I sat there and listened to the endless drumming pounding through the empty halls. The waves flung their 'graceful' bodies into my ears causing them to sting; but I ignored it. I only continued to wonder what this had to do with anything. I continued to wonder who I was and what this had to do with me? I could feel that this drumming made something spark inside my brain but I couldn't understand why.
But I know all I know's that the end's beginning.
The drumming continued to beat itself through the many endless halls and their hallways. It continued to wander into my beat-up ears. I could feel my ears being ripped apart by the irritating sounds, but I continued to listen. My eyes blinked to the beat. They blinked faster than I ever thought they could. Until eventually, they started to slow.
Who I am from the start, take me home to my heart.
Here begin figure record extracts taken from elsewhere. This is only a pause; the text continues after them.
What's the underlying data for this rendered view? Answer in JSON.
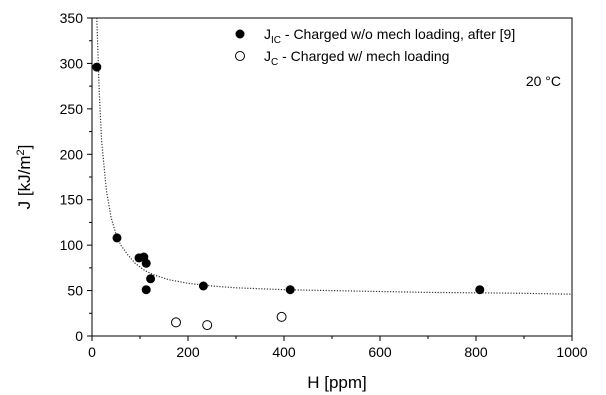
{
  "chart_data": {
    "type": "scatter",
    "xlabel": "H [ppm]",
    "ylabel": "J [kJ/m2]",
    "xlim": [
      0,
      1000
    ],
    "ylim": [
      0,
      350
    ],
    "xticks": [
      0,
      200,
      400,
      600,
      800,
      1000
    ],
    "yticks": [
      0,
      50,
      100,
      150,
      200,
      250,
      300,
      350
    ],
    "annotation": "20 °C",
    "grid": false,
    "legend_position": "top-right",
    "series": [
      {
        "name": "J_IC - Charged w/o mech loading, after [9]",
        "legend_main": "J",
        "legend_sub": "IC",
        "legend_rest": " - Charged w/o mech loading, after [9]",
        "marker": "filled-circle",
        "color": "#000000",
        "points": [
          [
            10,
            296
          ],
          [
            52,
            108
          ],
          [
            98,
            86
          ],
          [
            108,
            87
          ],
          [
            113,
            80
          ],
          [
            113,
            51
          ],
          [
            122,
            63
          ],
          [
            232,
            55
          ],
          [
            413,
            51
          ],
          [
            808,
            51
          ]
        ]
      },
      {
        "name": "J_C - Charged w/ mech loading",
        "legend_main": "J",
        "legend_sub": "C",
        "legend_rest": " - Charged w/ mech loading",
        "marker": "open-circle",
        "color": "#000000",
        "points": [
          [
            175,
            15
          ],
          [
            240,
            12
          ],
          [
            395,
            21
          ]
        ]
      }
    ],
    "fit_curve": {
      "style": "dotted",
      "points": [
        [
          10,
          350
        ],
        [
          15,
          270
        ],
        [
          20,
          215
        ],
        [
          30,
          160
        ],
        [
          40,
          130
        ],
        [
          50,
          112
        ],
        [
          60,
          100
        ],
        [
          75,
          89
        ],
        [
          90,
          80
        ],
        [
          110,
          72
        ],
        [
          130,
          67
        ],
        [
          160,
          62
        ],
        [
          200,
          58
        ],
        [
          250,
          55
        ],
        [
          300,
          53
        ],
        [
          400,
          51
        ],
        [
          500,
          50
        ],
        [
          600,
          49
        ],
        [
          700,
          48
        ],
        [
          800,
          47.5
        ],
        [
          900,
          47
        ],
        [
          1000,
          46
        ]
      ]
    }
  }
}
I could feel my flame slowly burning out. I could feel my emotions blocking it out; killing it. But I knew that this wasn't what I wanted. I pushed my hands against the hard, ruined floor beneath me, stood up and took one step forward. I wanted to see my family one last time. That was all I wanted to do. ...But my body was rejecting that feeling.
Let me go and I will run.
I didn't care how much pain it inflicted on by body, I continued to run; the drumming constantly ringing through my ears. My body pulled me back time and time again, but I continued running. All I did was run. I didn't try to look back - I didn't want to.
I will not be silent.
Eventually, my feet caught on a piece of debris and I tripped over; falling onto another sharp piece of rubble. Slicing through my arm, I tried not to shout out. ...But I did. I knew I wouldn't get out this place alive.
All this time spent in vain, wasted years, wasted gain.